Melvin told The Tech that she found out about this decision a few hours before the announcement email was sent and did not have input in this decision nor prior knowledge that it was being considered.

“According to our notes and my personal memory, Cindy [Barnhart] never used the phrase graduate housing in any of our meetings before Friday,” Melvin wrote in an email to The Tech, although “[the chancellor] did briefly mention that maybe students shouldn’t live in the building,” but Melvin said she “interpreted this as an expression of [the chancellor’s] frustration with the external pressure in response to the Pilot 2021 decision.”

But Higgins recalled in an email to The Tech that “the Chancellor did say that worst-case scenario, they might have to turn SH into ‘grad housing,’ using the phrase.” He further speculated that the chancellor may have issued the ultimatum in response to pressure from the senior administrative team.

Barnhart herself could not definitely confirm during the Tuesday call whether or not she had used the exact phrase. In a later email she wrote that she conferred with Ji, and that both agreed “that graduate housing in Senior House was brought up but not the focus of the meeting,” and that “students didn’t seriously consider it as an option.”

“Regardless, we weren’t given the chance to respond to this ‘proposed’ change in housing plans and weren’t asked for feedback on any such change,” Melvin wrote in her email.

The general amnesia regarding the discussion of such a contentious topic – turning the entire dorm into grad housing – is nonetheless troubling. The meeting was not recorded.

And the chancellor voiced her agreement when The Tech pointed out that it’s concerning that so many students on the call were on completely different pages from the administration and from each other.

Students who acted independently of the negotiations between student leaders and administrators may not have recognized that these negotiations were taking place. Some on the pilot-2021 mailing list asked if student government was even operating in the summer.

A student on the pilot-2021 list suggested that it was time to start compromising. Other students and a former Senior House GRT replied that compromise had been occurring the entire time, pointing out that compromising is a major role of the student leaders who had been meeting with administrators on behalf of their constituents.

The future of student-admin relations

In an email to The Tech, Lillian Chin ’17 wrote that when students place their trust in elected leaders, they are also expecting that the administration will include those leaders in important decisions. Chin was previously a member of the UA Committee on Student-Admin Collaboration, but no longer has ties to student government.

Others agree: a petition draft sent to pilot-2021 yesterday evening by Katherine Paseman ’18 included among its demands that all decisions which affect the MIT undergraduate community be approved by a vote from the UA and other student representation bodies.  The updated version of the petition, however, which can be found here, no longer includes this demand. 

But Barnhart made a comment in Monday’s interview with The Tech that casts doubt on the already low likelihood that the administration will acquiesce to such a demand.

Elements of “shared governance in our dormitory system” did not apply in cases like the situation surrounding Senior House, which constitutes a “reset,” Barnhart said.

Ultimately, insufficient communication between administration, student leaders, and the student body since the announcement of the turnaround has made fact-based discussion and compromise difficult from the start.
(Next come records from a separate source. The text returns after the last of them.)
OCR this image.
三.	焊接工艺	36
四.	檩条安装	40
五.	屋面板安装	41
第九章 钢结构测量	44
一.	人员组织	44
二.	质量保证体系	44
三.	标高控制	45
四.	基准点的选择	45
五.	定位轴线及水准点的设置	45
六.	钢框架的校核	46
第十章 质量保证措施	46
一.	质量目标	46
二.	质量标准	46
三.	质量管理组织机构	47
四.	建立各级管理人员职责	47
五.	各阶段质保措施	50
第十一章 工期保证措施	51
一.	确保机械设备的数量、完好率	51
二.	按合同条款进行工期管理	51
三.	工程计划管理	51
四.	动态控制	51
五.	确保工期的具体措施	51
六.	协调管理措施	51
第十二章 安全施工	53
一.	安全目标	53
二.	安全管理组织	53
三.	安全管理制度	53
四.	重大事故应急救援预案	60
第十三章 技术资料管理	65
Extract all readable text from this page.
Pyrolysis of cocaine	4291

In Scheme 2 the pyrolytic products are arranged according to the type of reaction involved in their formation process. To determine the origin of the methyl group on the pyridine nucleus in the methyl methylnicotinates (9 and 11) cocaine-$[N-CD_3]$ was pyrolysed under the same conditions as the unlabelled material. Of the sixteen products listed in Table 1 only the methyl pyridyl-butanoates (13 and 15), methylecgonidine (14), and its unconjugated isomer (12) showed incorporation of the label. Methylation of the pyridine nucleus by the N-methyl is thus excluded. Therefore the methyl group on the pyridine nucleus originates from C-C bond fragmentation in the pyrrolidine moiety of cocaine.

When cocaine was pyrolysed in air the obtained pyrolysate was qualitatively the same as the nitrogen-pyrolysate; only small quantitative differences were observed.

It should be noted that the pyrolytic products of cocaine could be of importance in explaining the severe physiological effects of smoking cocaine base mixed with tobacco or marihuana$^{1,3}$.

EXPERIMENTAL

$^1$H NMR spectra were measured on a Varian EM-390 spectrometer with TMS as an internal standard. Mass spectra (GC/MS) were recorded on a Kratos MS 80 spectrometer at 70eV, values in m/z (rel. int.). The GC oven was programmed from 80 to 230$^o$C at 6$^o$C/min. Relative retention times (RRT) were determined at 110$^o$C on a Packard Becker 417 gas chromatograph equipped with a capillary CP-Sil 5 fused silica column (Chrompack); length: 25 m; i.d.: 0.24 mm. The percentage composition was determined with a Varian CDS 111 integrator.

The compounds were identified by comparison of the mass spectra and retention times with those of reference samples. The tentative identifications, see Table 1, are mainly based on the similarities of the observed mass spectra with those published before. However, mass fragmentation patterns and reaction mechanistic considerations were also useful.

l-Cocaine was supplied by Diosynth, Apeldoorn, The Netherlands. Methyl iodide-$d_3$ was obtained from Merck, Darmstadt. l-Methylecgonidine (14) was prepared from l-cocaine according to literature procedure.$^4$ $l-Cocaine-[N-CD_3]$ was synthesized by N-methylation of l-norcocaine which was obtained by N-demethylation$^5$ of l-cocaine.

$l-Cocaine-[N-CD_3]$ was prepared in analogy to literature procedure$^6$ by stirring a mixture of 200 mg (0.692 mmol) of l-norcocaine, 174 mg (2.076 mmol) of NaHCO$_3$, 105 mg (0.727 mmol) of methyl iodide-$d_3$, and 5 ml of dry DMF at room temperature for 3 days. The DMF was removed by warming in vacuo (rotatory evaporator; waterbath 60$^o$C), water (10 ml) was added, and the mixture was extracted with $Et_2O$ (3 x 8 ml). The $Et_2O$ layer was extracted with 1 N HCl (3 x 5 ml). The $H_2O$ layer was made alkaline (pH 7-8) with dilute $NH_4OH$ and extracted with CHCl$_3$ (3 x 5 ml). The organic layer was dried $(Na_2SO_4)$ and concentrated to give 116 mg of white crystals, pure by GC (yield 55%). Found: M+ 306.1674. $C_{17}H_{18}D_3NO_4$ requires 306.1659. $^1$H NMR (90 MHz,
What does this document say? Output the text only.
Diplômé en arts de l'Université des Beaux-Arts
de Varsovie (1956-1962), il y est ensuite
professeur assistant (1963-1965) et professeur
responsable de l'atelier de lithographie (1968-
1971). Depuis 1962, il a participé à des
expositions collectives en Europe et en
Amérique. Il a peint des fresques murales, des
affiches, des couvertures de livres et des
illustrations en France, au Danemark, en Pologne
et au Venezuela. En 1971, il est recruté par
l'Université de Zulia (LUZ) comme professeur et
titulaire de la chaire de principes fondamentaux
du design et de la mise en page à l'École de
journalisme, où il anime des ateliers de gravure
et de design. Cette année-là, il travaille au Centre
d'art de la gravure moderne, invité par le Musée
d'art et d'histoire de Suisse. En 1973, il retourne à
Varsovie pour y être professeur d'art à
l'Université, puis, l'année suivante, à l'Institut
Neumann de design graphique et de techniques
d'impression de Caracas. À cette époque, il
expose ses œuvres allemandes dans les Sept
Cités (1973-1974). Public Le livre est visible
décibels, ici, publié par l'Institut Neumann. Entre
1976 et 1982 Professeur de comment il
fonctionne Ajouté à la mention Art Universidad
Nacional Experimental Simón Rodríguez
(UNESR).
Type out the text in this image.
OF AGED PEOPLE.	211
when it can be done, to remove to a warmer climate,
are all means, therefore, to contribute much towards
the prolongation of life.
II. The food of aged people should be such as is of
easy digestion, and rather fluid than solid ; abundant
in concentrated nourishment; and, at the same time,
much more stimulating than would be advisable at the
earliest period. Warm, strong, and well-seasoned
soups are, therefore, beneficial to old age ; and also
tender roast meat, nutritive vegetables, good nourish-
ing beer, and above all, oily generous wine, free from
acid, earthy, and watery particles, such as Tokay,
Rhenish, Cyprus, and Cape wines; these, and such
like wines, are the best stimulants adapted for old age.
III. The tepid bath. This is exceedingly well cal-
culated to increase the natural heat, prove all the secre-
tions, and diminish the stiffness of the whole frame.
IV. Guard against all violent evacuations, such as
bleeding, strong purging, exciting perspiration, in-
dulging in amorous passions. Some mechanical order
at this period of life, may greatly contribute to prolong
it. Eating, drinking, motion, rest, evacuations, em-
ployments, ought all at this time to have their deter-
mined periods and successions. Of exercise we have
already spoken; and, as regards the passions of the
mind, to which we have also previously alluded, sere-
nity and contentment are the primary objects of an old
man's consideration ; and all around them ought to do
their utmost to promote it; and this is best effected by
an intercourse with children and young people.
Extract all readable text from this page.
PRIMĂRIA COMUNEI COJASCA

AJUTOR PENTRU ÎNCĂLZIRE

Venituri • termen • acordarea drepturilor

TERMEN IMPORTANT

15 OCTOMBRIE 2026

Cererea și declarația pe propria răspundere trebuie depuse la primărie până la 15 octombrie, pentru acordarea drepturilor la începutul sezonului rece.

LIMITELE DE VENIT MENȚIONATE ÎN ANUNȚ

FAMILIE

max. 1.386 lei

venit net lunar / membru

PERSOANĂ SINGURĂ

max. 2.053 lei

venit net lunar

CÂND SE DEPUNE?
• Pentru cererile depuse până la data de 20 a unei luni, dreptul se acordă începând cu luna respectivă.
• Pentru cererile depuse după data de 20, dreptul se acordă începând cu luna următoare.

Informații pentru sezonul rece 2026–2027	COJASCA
Administration and student leaders have both cited a firm dedication to protecting students’ privacy as the reason for secrecy. But the resulting information void has led, as Chin pointed out, to an exacerbation of students’ mistrust of administrative action.

Anshula Gandhi contributed reporting.

07/14/17: This article was updated to include a more accurate statement about how the chancellor viewed the attack ad placed on an MIT professor. The article was also updated to include more specific information about the keep-haus-a-home movement. Additionally, the article was updated to relfect that Katherine Paseman does not live in MacGregor and the petition she is associated with has been updated to no longer include a demand for a UA vote.